GAAP net loss per share for the quarter was $0.09, in line with analyst expectations of a loss. Adjusted earnings per share, however, were $0.30, a beat of $0.13 or 73% over the consensus estimate of $0.17. The adjusted EPS beat was driven by disciplined cost management and the higher margin mix of AI‑enabled products, which offset the revenue decline and helped maintain profitability.
Adjusted EBITDA for Q3 2025 was $16.0 million, translating to a 32% margin—an increase of 11 percentage points from the 21% margin reported in Q3 2024. The margin expansion reflects a shift toward higher‑margin AI‑powered solutions, improved operational leverage, and the removal of lower‑margin legacy assets. Management noted that the divestitures lowered revenue guidance but had no material impact on adjusted EBITDA guidance, highlighting the company’s focus on profitability over top‑line growth.
For the fourth quarter, Upland guided revenue between $46.4 million and $52.4 million, with a midpoint of $49.4 million, slightly below analyst consensus of $50.8 million. Full‑year 2025 revenue guidance remains in the $214.0 million to $220.0 million range, a modest lift from the prior year’s guidance and a midpoint of $217.0 million, just shy of the $217.8 million consensus. Adjusted EBITDA guidance for the year is $56.5 million to $59.5 million, a 27% margin versus 20% in 2024, indicating confidence in continued margin expansion despite the revenue decline.
CEO Jack McDonald emphasized that the quarter demonstrated “continued positive core organic growth” and a “significant expansion of our Adjusted EBITDA margin.” He highlighted the traction of Upland’s AI product portfolio, citing new multi‑year customer wins with six‑ and seven‑figure contract values. The company’s strategy to focus on AI‑powered knowledge and content management solutions is expected to drive future revenue growth and profitability, while the debt refinancing and extended maturities provide additional financial flexibility.
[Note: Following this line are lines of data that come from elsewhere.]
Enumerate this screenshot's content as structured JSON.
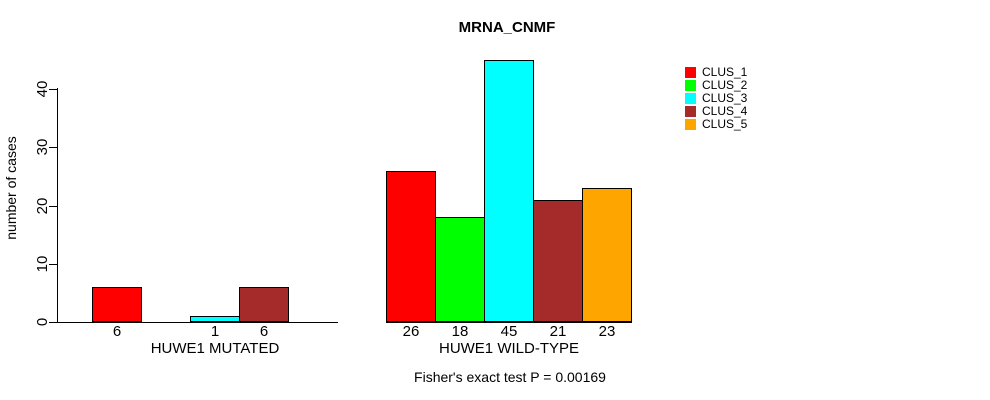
{
  "chart_data": {
    "type": "bar",
    "title": "MRNA_CNMF",
    "ylabel": "number of cases",
    "xlabel": "",
    "ylim": [
      0,
      45
    ],
    "yticks": [
      0,
      10,
      20,
      30,
      40
    ],
    "grid": false,
    "legend_position": "right",
    "categories": [
      "HUWE1 MUTATED",
      "HUWE1 WILD-TYPE"
    ],
    "series": [
      {
        "name": "CLUS_1",
        "color": "#ff0000",
        "values": [
          6,
          26
        ]
      },
      {
        "name": "CLUS_2",
        "color": "#00ff00",
        "values": [
          0,
          18
        ]
      },
      {
        "name": "CLUS_3",
        "color": "#00ffff",
        "values": [
          1,
          45
        ]
      },
      {
        "name": "CLUS_4",
        "color": "#a52a2a",
        "values": [
          6,
          21
        ]
      },
      {
        "name": "CLUS_5",
        "color": "#ffa500",
        "values": [
          0,
          23
        ]
      }
    ],
    "bar_value_labels": {
      "HUWE1 MUTATED": [
        6,
        null,
        1,
        6,
        null
      ],
      "HUWE1 WILD-TYPE": [
        26,
        18,
        45,
        21,
        23
      ]
    },
    "annotation": "Fisher's exact test P = 0.00169",
    "colors": {
      "axis": "#000000",
      "bar_border": "#000000",
      "text": "#000000",
      "background": "#ffffff"
    }
  }
}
The results reinforce Upland’s narrative that divestitures are delivering operational efficiencies and that the shift toward higher‑margin AI offerings is paying off. While revenue fell due to the removal of legacy assets, the company’s ability to maintain a strong core subscription base and expand margins suggests a resilient business model poised for sustainable growth in the AI‑centric software market.